«Травма руководит, пока она невидима» — Александра Крецан о «Привет, пап!»
В Национальном конкурсе «Послания» показали (а сегодня вечером на «Лендоке» будет повтор) «Привет, пап!» — документальную драму о тридцатилетней Наде, решившей встретиться с отцом, которого не видела двадцать лет. Александра Крецан — режиссер и одна из основателей проекта «ещенепознер», автор фильмов «Здесь пахнет ладаном», «Сквозь всю зиму». О травмах, прощении и плаче льда с режиссером поговорила Олеся Новикова.
Как ты познакомилась с главной героиней?
Совсем случайно, в «Фейсбуке» [соцсеть Facebook принадлежит корпорации Meta, признанной в РФ экстремистской организацией — примеч. ред.] еще давно. У меня было чувство, будто мы встретились не просто так — я долго пыталась понять, для чего. Однажды зимой мы поехали на Валдай вместе, гуляли по замерзшему озеру, разговаривали. Я задавала много вопросов, и она начала вспоминать свое прошлое, которое было частично заблокировано психикой.
Уже ночью я вернулась туда с [оператором] Борей [Улитовским] пофотографировать звезды. Замерзшее озеро, по которому мы ходили, начало издавать странные, ни на что не похожие звуки. Это редкое явление, возможное лишь в конце осени-начале зимы — звуки движущегося льда. Протяжные, ноющие и очень громкие. Прямо как женский плач. Мы были под впечатлением — сразу же достали рекордер и начали записывать. Для меня важны подобные знаки, я будто почувствовала зов. Мы с Надей договорились, что если она решится поехать домой к отцу, то обязательно мне позвонит, и я поеду с ней снимать. Позвонила она через два года.
Законченное произведение — не единственная самоцель
А как Надя сообщила отцу, что приедет со съемочной группой?
Она просто позвонила папе и спросила, не против ли он, что с ней будут ребята с камерой. Он ответил, что совершенно не против. Более того, мы заранее спросили всех соседей — все соглашались на всё, словно и не слыша нашего вопроса. Так же было и на протяжении всех съемок. Никто не задавал вопросов, а мы были частью происходящего.
Вы даже не стали убирать при монтаже моменты, когда герои обращаются лично к вам или машут в камеру.

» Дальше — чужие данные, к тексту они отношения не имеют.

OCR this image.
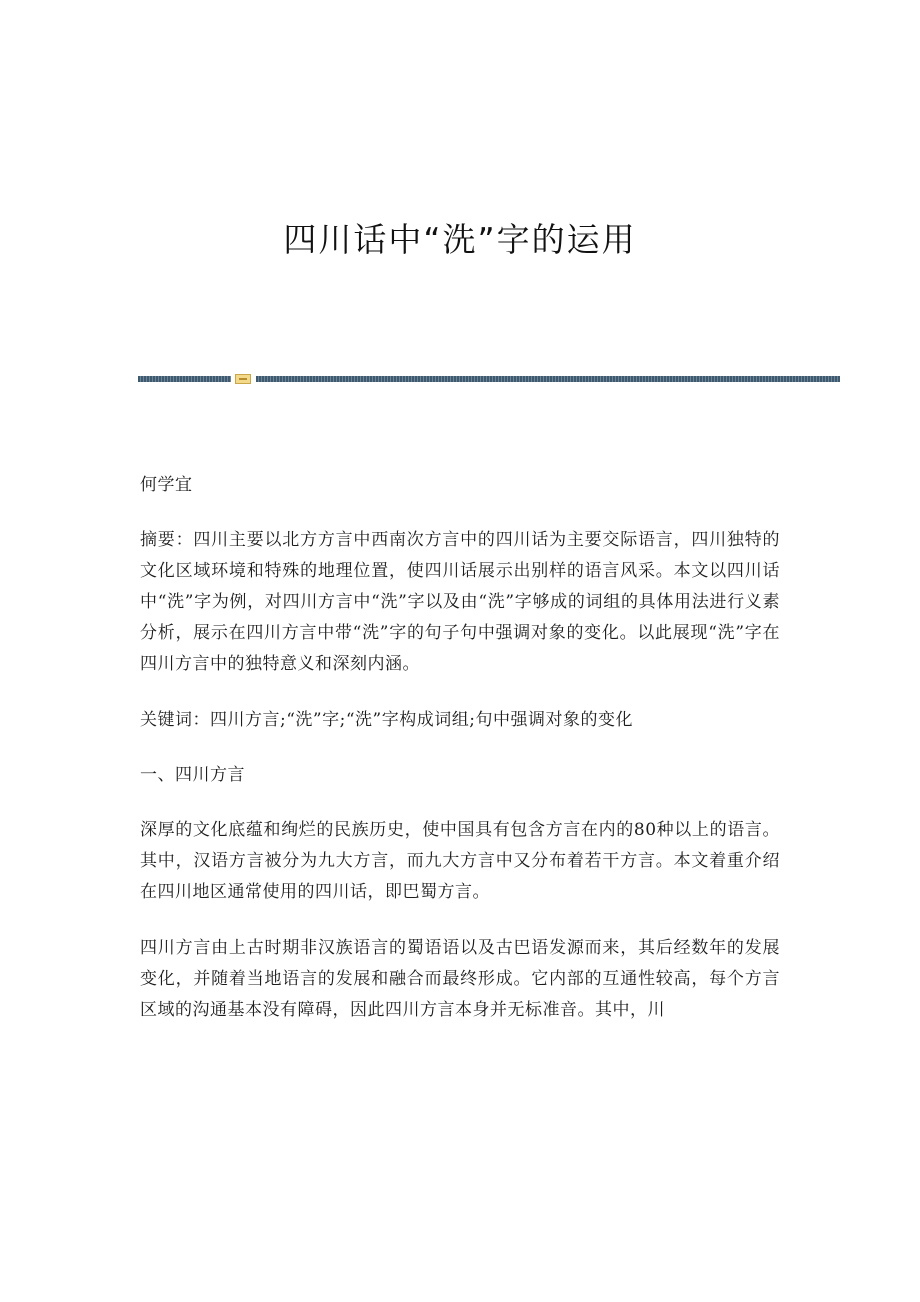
四川话中“洗”字的运用

何学宜

摘要：四川主要以北方方言中西南次方言中的四川话为主要交际语言，四川独特的文化区域环境和特殊的地理位置，使四川话展示出别样的语言风采。本文以四川话中“洗”字为例，对四川方言中“洗”字以及由“洗”字够成的词组的具体用法进行义素分析，展示在四川方言中带“洗”字的句子句中强调对象的变化。以此展现“洗”字在四川方言中的独特意义和深刻内涵。

关键词：四川方言;“洗”字;“洗”字构成词组;句中强调对象的变化

一、四川方言

深厚的文化底蕴和绚烂的民族历史，使中国具有包含方言在内的80种以上的语言。其中，汉语方言被分为九大方言，而九大方言中又分布着若干方言。本文着重介绍在四川地区通常使用的四川话，即巴蜀方言。

四川方言由上古时期非汉族语言的蜀语语以及古巴语发源而来，其后经数年的发展变化，并随着当地语言的发展和融合而最终形成。它内部的互通性较高，每个方言区域的沟通基本没有障碍，因此四川方言本身并无标准音。其中，川
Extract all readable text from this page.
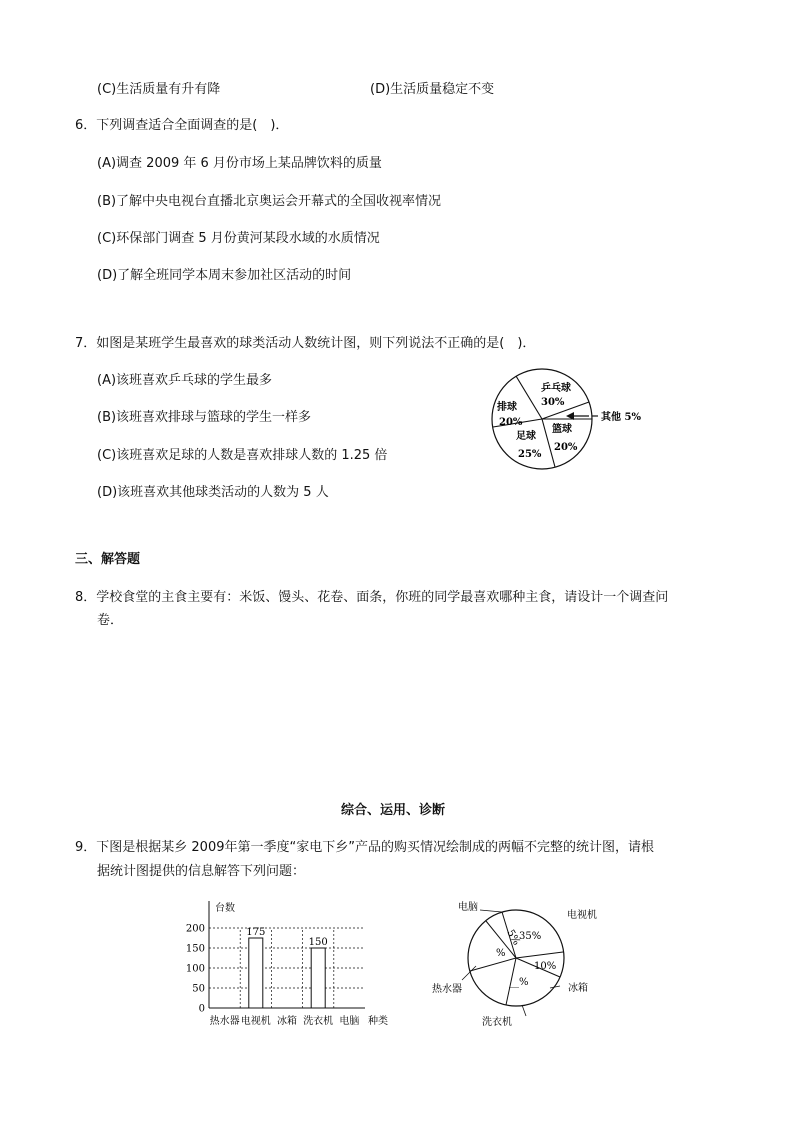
(C)生活质量有升有降	(D)生活质量稳定不变
6．下列调查适合全面调查的是(　)．
(A)调查 2009 年 6 月份市场上某品牌饮料的质量
(B)了解中央电视台直播北京奥运会开幕式的全国收视率情况
(C)环保部门调查 5 月份黄河某段水域的水质情况
(D)了解全班同学本周末参加社区活动的时间
7．如图是某班学生最喜欢的球类活动人数统计图，则下列说法不正确的是(　)．
(A)该班喜欢乒乓球的学生最多
(B)该班喜欢排球与篮球的学生一样多
(C)该班喜欢足球的人数是喜欢排球人数的 1.25 倍
(D)该班喜欢其他球类活动的人数为 5 人
乒乓球
30%
排球
20%
足球
25%
篮球
20%
其他 5%
三、解答题
8．学校食堂的主食主要有：米饭、馒头、花卷、面条，你班的同学最喜欢哪种主食，请设计一个调查问
卷．
综合、运用、诊断
9．下图是根据某乡 2009年第一季度“家电下乡”产品的购买情况绘制成的两幅不完整的统计图，请根
据统计图提供的信息解答下列问题：
台数
0
50
100
150
200	175
150
热水器 电视机 冰箱 洗衣机 电脑 种类
5%
35%
10%
%
__%
电脑
电视机
冰箱
热水器
洗衣机
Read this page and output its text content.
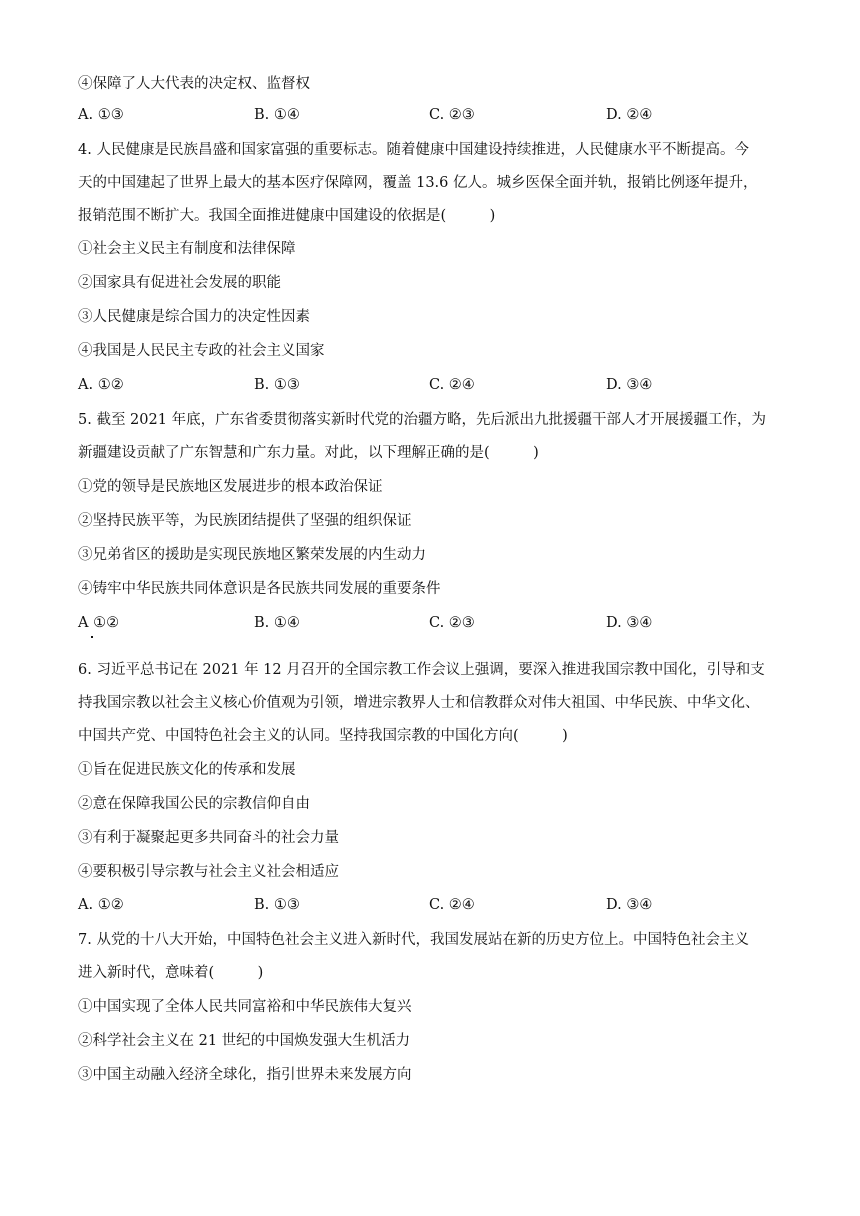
④保障了人大代表的决定权、监督权
A. ①③	B. ①④	C. ②③	D. ②④
4. 人民健康是民族昌盛和国家富强的重要标志。随着健康中国建设持续推进，人民健康水平不断提高。今
天的中国建起了世界上最大的基本医疗保障网，覆盖 13.6 亿人。城乡医保全面并轨，报销比例逐年提升，
报销范围不断扩大。我国全面推进健康中国建设的依据是(　　　)
①社会主义民主有制度和法律保障
②国家具有促进社会发展的职能
③人民健康是综合国力的决定性因素
④我国是人民民主专政的社会主义国家
A. ①②	B. ①③	C. ②④	D. ③④
5. 截至 2021 年底，广东省委贯彻落实新时代党的治疆方略，先后派出九批援疆干部人才开展援疆工作，为
新疆建设贡献了广东智慧和广东力量。对此，以下理解正确的是(　　　)
①党的领导是民族地区发展进步的根本政治保证
②坚持民族平等，为民族团结提供了坚强的组织保证
③兄弟省区的援助是实现民族地区繁荣发展的内生动力
④铸牢中华民族共同体意识是各民族共同发展的重要条件
A ①②	B. ①④	C. ②③	D. ③④
6. 习近平总书记在 2021 年 12 月召开的全国宗教工作会议上强调，要深入推进我国宗教中国化，引导和支
持我国宗教以社会主义核心价值观为引领，增进宗教界人士和信教群众对伟大祖国、中华民族、中华文化、
中国共产党、中国特色社会主义的认同。坚持我国宗教的中国化方向(　　　)
①旨在促进民族文化的传承和发展
②意在保障我国公民的宗教信仰自由
③有利于凝聚起更多共同奋斗的社会力量
④要积极引导宗教与社会主义社会相适应
A. ①②	B. ①③	C. ②④	D. ③④
7. 从党的十八大开始，中国特色社会主义进入新时代，我国发展站在新的历史方位上。中国特色社会主义
进入新时代，意味着(　　　)
①中国实现了全体人民共同富裕和中华民族伟大复兴
②科学社会主义在 21 世纪的中国焕发强大生机活力
③中国主动融入经济全球化，指引世界未来发展方向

Чтобы как-то свободнее, живее было. Такие моменты ткут реальность, проявляют ее. А она не закупоренная, как обычно в кино.
Фильм сразу снимали на две камеры?
Да, я всегда работаю в паре с Борисом. Он был со мной на всех проектах, начиная с «ещенепознера». А съемки в России, на Валдае, вела Марина Левашова.
В фильме ни разу не появляется мать Нади. С чем это связано?
Когда мама с девочками (а у Нади еще сестра есть) бежали из деревни, они сначала отправились в Костанай. Но отец их там нашел. Поэтому оттуда они бежали в Калининград. И мама до сих пор живет в Калининграде, работает там. И я, конечно, думала поехать и к ней, и к сестре, там же живущей, но почувствовала, что это будет лишним. Там историй на отдельный фильм.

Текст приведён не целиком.